Cloud+: Cloud Architecture

Domain 1 of 6  |  23% of Exam  |  CV0-004

90Questions
90 minTime Limit
750Passing Score
$369Exam Fee
2–3 YrsExperience

Exam Overview

CompTIA Cloud+ CV0-004 — Vendor-neutral cloud certification covering architecture, deployment, security, operations, troubleshooting, and DevOps fundamentals.

📐 Domain Weight Distribution

DomainWeightDistribution
1. Cloud Architecture ← THIS PAGE 23%
2. Deployment 19%
3. Security 19%
4. Operations 17%
5. Troubleshooting 12%
6. DevOps Fundamentals 10%

🎯 What This Domain Covers

  • Cloud service models (IaaS, PaaS, SaaS, FaaS)
  • Deployment models (public, private, hybrid, multi-cloud)
  • Hypervisor and virtualization types
  • Virtual networking (VPC, subnets, security groups, NACLs)
  • Containerization and Docker fundamentals
  • Kubernetes orchestration and objects
  • Cloud database types and key concepts
  • Resource optimization and billing strategies

📌 Exam Quick Facts

  • Format: Multiple choice & performance-based
  • Passing Score: 750 / 900
  • Duration: 90 minutes
  • Questions: Maximum 90
  • Price: $369 USD
  • Validity: 3 years
  • Recommended exp: 2–3 years IT with cloud
  • Version: CV0-004 (2024 refresh)

🗺️ Domain 1 Topic Map

IaaS / PaaS / SaaS / FaaS Shared Responsibility Model Public Cloud Private Cloud Hybrid Cloud Multi-Cloud Community Cloud Type 1 Hypervisor Type 2 Hypervisor VM Snapshots & Templates VPC Security Groups NACLs VPN Direct Connect Load Balancers (L4/L7) CDN Docker Container Images Container Networking Kubernetes Pods Deployments Services & Ingress EKS / AKS / GKE Relational DB (SQL) NoSQL Types CAP Theorem Multi-AZ vs Read Replica Reserved Instances Spot Instances Auto Scaling FinOps

Core Concepts

8 detailed concept blocks covering every major topic in Domain 1 — Cloud Architecture.

1. Cloud Service Models (IaaS / PaaS / SaaS)

Key principle: Each step up the stack shifts more management responsibility to the cloud provider — and reduces what you control.

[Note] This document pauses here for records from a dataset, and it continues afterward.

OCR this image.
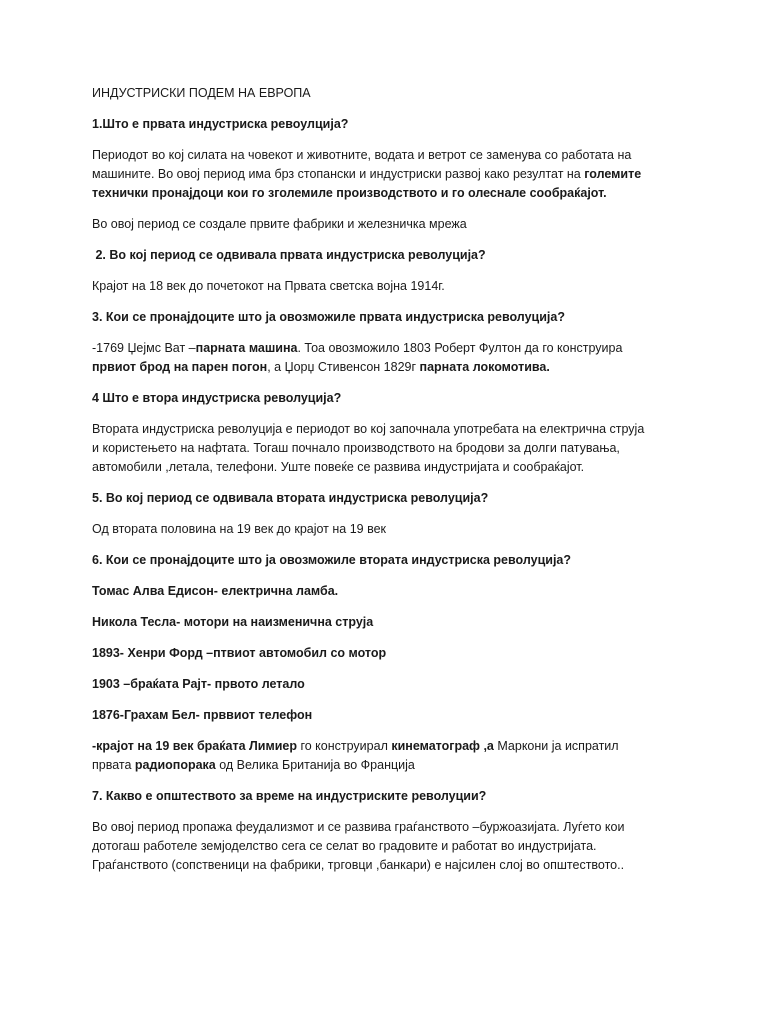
ИНДУСТРИСКИ ПОДЕМ НА ЕВРОПА

1.Што е првата индустриска ревоулција?

Периодот во кој силата на човекот и животните, водата и ветрот се заменува со работата на
машините. Во овој период има брз стопански и индустриски развој како резултат на големите
технички пронајдоци кои го зголемиле производството и го олеснале сообраќајот.

Во овој период се создале првите фабрики и железничка мрежа

2. Во кој период се одвивала првата индустриска револуција?

Крајот на 18 век до почетокот на Првата светска војна 1914г.

3. Кои се пронајдоците што ја овозможиле првата индустриска револуција?

-1769 Џејмс Ват –парната машина. Тоа овозможило 1803 Роберт Фултон да го конструира
првиот брод на парен погон, а Џорџ Стивенсон 1829г парната локомотива.

4 Што е втора индустриска револуција?

Втората индустриска револуција е периодот во кој започнала употребата на електрична струја
и користењето на нафтата. Тогаш почнало производството на бродови за долги патувања,
автомобили ,летала, телефони. Уште повеќе се развива индустријата и сообраќајот.

5. Во кој период се одвивала втората индустриска револуција?

Од втората половина на 19 век до крајот на 19 век

6. Кои се пронајдоците што ја овозможиле втората индустриска револуција?

Томас Алва Едисон- електрична ламба.

Никола Тесла- мотори на наизменична струја

1893- Хенри Форд –птвиот автомобил со мотор

1903 –браќата Рајт- првото летало

1876-Грахам Бел- прввиот телефон

-крајот на 19 век браќата Лимиер го конструирал кинематограф ,а Маркони ја испратил
првата радиопорака од Велика Британија во Франција

7. Какво е општеството за време на индустриските револуции?

Во овој период пропажа феудализмот и се развива граѓанството –буржоазијата. Луѓето кои
дотогаш работеле земјоделство сега се селат во градовите и работат во индустријата.
Граѓанството (сопственици на фабрики, трговци ,банкари) е најсилен слој во општеството..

Infrastructure as a Service (IaaS)

Raw infrastructure — VMs, storage, networking. You manage: OS, runtime, middleware, applications, data. Provider manages: physical hardware, hypervisor, data center.

Examples: AWS EC2, Azure Virtual Machines, GCP Compute Engine

Platform as a Service (PaaS)

Managed platform — runtime and middleware handled by provider. You manage: application code and data only. Provider manages: OS, patching, scaling infrastructure.

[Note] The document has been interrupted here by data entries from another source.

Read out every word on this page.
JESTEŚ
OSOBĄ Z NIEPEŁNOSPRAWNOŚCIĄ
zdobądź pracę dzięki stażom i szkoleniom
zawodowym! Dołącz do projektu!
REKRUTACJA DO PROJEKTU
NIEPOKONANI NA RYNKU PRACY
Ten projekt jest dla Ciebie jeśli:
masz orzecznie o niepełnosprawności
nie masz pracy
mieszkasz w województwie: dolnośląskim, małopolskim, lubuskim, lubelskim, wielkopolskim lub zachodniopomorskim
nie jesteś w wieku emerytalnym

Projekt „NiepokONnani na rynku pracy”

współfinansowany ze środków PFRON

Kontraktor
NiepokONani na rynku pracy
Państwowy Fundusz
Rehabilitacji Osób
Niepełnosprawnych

Examples: AWS Elastic Beanstalk, Azure App Service, Google App Engine

Software as a Service (SaaS)

Complete application delivered over the web. Provider manages everything — infrastructure, platform, and application. You manage: user accounts and data within the app.

Examples: Salesforce, Microsoft 365, Google Workspace

Function as a Service (FaaS) — Serverless

Event-driven compute — code executes in response to triggers with zero server management. You pay per execution, not per hour. Scales automatically to zero when idle.

Examples: AWS Lambda, Azure Functions, Google Cloud Functions

IaaSPaaSSaaSFaaS Shared ResponsibilityServerless

2. Cloud Deployment Models

Public Cloud

Resources owned and operated by a third-party provider, shared across many customers on shared infrastructure. Pros: elastic scalability, no capex, global reach, pay-as-you-go. Cons: less control, shared tenancy compliance concerns.

Private Cloud

Dedicated infrastructure for one organization — either on-premises or hosted by a third party for exclusive use. Pros: full control, regulatory compliance, customization. Cons: high capex, ongoing maintenance burden.

Hybrid Cloud

Combination of public + private cloud with orchestrated connectivity between them. Classic use case: keep sensitive/regulated data on-premises private cloud, burst overflow workloads to public cloud during peak demand.

Multi-Cloud

Using services from multiple public cloud providers simultaneously (e.g., AWS + Azure + GCP). Benefits: avoid vendor lock-in, use best-of-breed services from each provider, geographic redundancy. Challenges: operational complexity, cost management, multi-cloud skills gap.

Community Cloud

Shared infrastructure for organizations with common requirements — e.g., government agencies sharing a FedRAMP-compliant cloud, or healthcare orgs sharing HIPAA-compliant infrastructure.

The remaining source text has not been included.